Sleep, sweet sleep: Somnology, NIH team up for sleep research

This article was originally published here

Sleep: the one thing we all need, but many of us don’t get enough of.

Adults between the ages of 18 and 64 need seven to nine hours of sleep each night, per the National Sleep Foundation‘s recommendation. Adults aged 65 and up need between seven and eight hours of sleep each night. The significance of sleep has even spread to the mainstream media, with Arianna Huffington writing a whole book (called The Sleep Revolution) about sleep.

For many, sleep disorders serve as a blockade to getting the necessary amount of sleep. In fact, approximately 70 million people across the United States suffer from sleep disorders. The World Health Organization notes that sleep disorders impact almost one billion people globally. And the prevalence of sleep disorders is increasing at a rate of 9 percent per year.


To solve this issue, Redwood City, California-based Somnology is collaborating with the National Institutes of Health’s National Institute of Diabetes & Digestive & Kidney Diseases.

Somnology and the NIDDK will utilize the Somnology Plex Sleep Scanner to research how diet and environment can impact people’s sleep metrics. Additionally, the organizations will create models of the human sleep cycle, which will be implemented in Somnology’s software.

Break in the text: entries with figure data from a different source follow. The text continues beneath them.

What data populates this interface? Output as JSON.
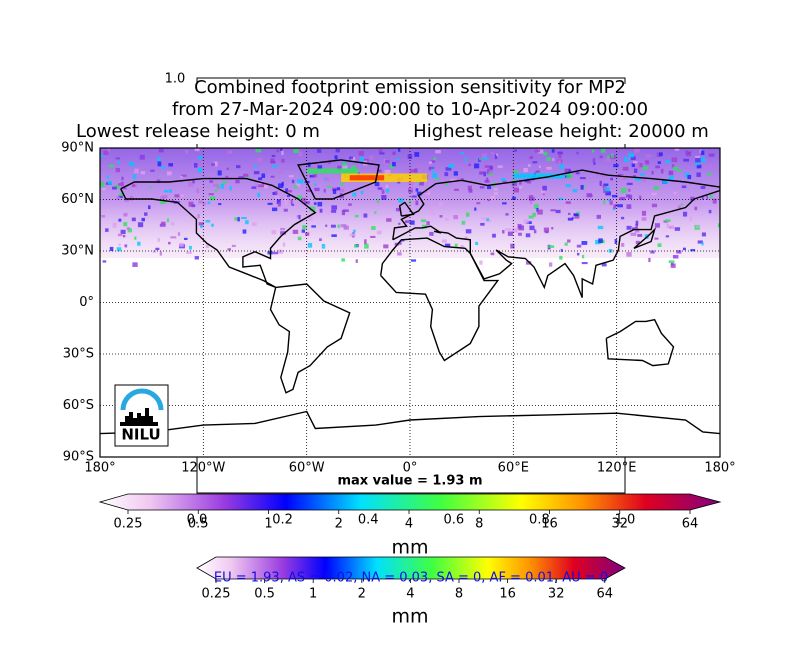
{
  "header": {
    "corner_label": "1.0",
    "title_lines": [
      "Combined footprint emission sensitivity for MP2",
      "from 27-Mar-2024 09:00:00 to 10-Apr-2024 09:00:00"
    ],
    "release_low": "Lowest release height: 0 m",
    "release_high": "Highest release height: 20000 m"
  },
  "map": {
    "lat_labels": [
      "90°N",
      "60°N",
      "30°N",
      "0°",
      "30°S",
      "60°S",
      "90°S"
    ],
    "lon_labels": [
      "180°",
      "120°W",
      "60°W",
      "0°",
      "60°E",
      "120°E",
      "180°"
    ],
    "logo": "NILU",
    "max_value": "max value = 1.93 m"
  },
  "colorbar_main": {
    "ticks": [
      "0.25",
      "0.5",
      "1",
      "2",
      "4",
      "8",
      "16",
      "32",
      "64"
    ],
    "unit": "mm"
  },
  "overlay_ticks": [
    "0.0",
    "0.2",
    "0.4",
    "0.6",
    "0.8",
    "1.0"
  ],
  "colorbar_secondary": {
    "ticks": [
      "0.25",
      "0.5",
      "1",
      "2",
      "4",
      "8",
      "16",
      "32",
      "64"
    ],
    "unit": "mm"
  },
  "region_summary": "EU = 1.93,  AS = 0.02,  NA = 0.03,  SA = 0,  AF = 0.01,  AU = 0"
}
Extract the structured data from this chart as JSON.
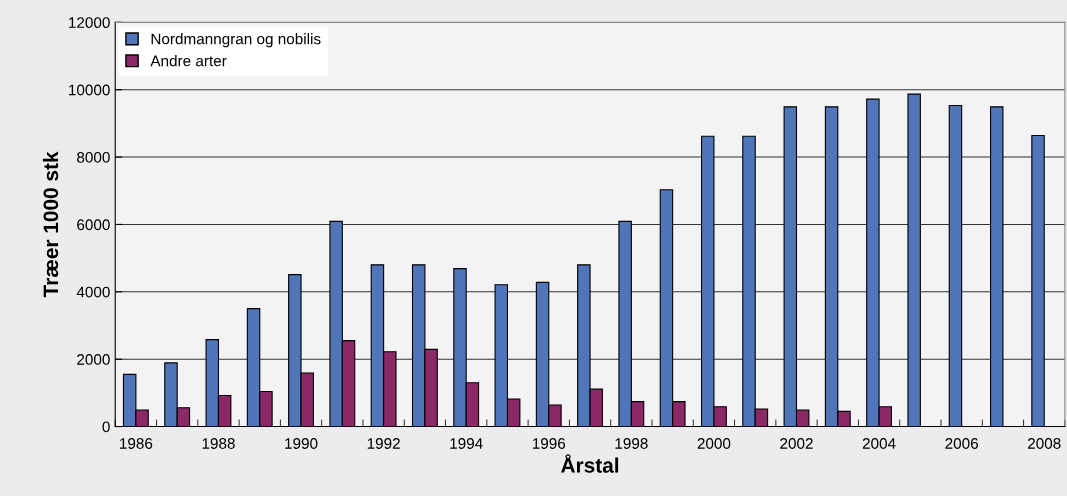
{
  "chart_data": {
    "type": "bar",
    "xlabel": "Årstal",
    "ylabel": "Træer 1000 stk",
    "categories": [
      "1986",
      null,
      "1988",
      null,
      "1990",
      null,
      "1992",
      null,
      "1994",
      null,
      "1996",
      null,
      "1998",
      null,
      "2000",
      null,
      "2002",
      null,
      "2004",
      null,
      "2006",
      null,
      "2008"
    ],
    "series": [
      {
        "name": "Nordmanngran og nobilis",
        "color": "#5075b9",
        "values": [
          1550,
          1890,
          2580,
          3500,
          4510,
          6090,
          4800,
          4800,
          4690,
          4210,
          4280,
          4800,
          6090,
          7030,
          8620,
          8620,
          9490,
          9490,
          9720,
          9870,
          9530,
          9490,
          8640
        ]
      },
      {
        "name": "Andre arter",
        "color": "#8b2866",
        "values": [
          490,
          560,
          920,
          1040,
          1590,
          2550,
          2220,
          2290,
          1300,
          820,
          640,
          1110,
          740,
          740,
          590,
          520,
          490,
          450,
          590,
          null,
          null,
          null,
          null
        ]
      }
    ],
    "ylim": [
      0,
      12000
    ],
    "yticks": [
      0,
      2000,
      4000,
      6000,
      8000,
      10000,
      12000
    ],
    "grid": "y",
    "legend": "top left"
  }
}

When compared with a traditional visit to a sleep center, the Plex offers consumers numerous benefits. In a phone interview with MedCity, Somnology CEO and cofounder Patrick Yam outlined a few. It often takes consumers several months to get in for a visit at a sleep center. The visit, which can cost anywhere between $2,000 and $7,000, only offers a snapshot of one’s sleep patterns. “You’re sleeping in a foreign bed and you’ve discounted the fact that sleep is dynamic,” Yam said. After the visit, it takes around one month for a consumer to receive information and results.

The Plex, on the other hand, provides consumers with actionable data at a much faster rate. Users can wear the Plex while they sleep, and it monitors their breathing patterns, pulse and oxygen levels. Because it integrates with the MobileSleepDoc Pro app, users can easily see their results from their mobile device.

If left ignored, sleep disorders can have negative consequences on consumers’ overall health and well-being. With sleep disorders come accentuated comorbidities like obesity, diabetes and Alzheimer’s. “We need to get ahead of it,” said Yam.

Despite the increasing problem of sleep disorders, individuals like Huffington and Yam continue to advocate for the cause. “Sleep can no longer remain a secondary benign concern,” Yam said. “The adversarial health detriments are far too great.”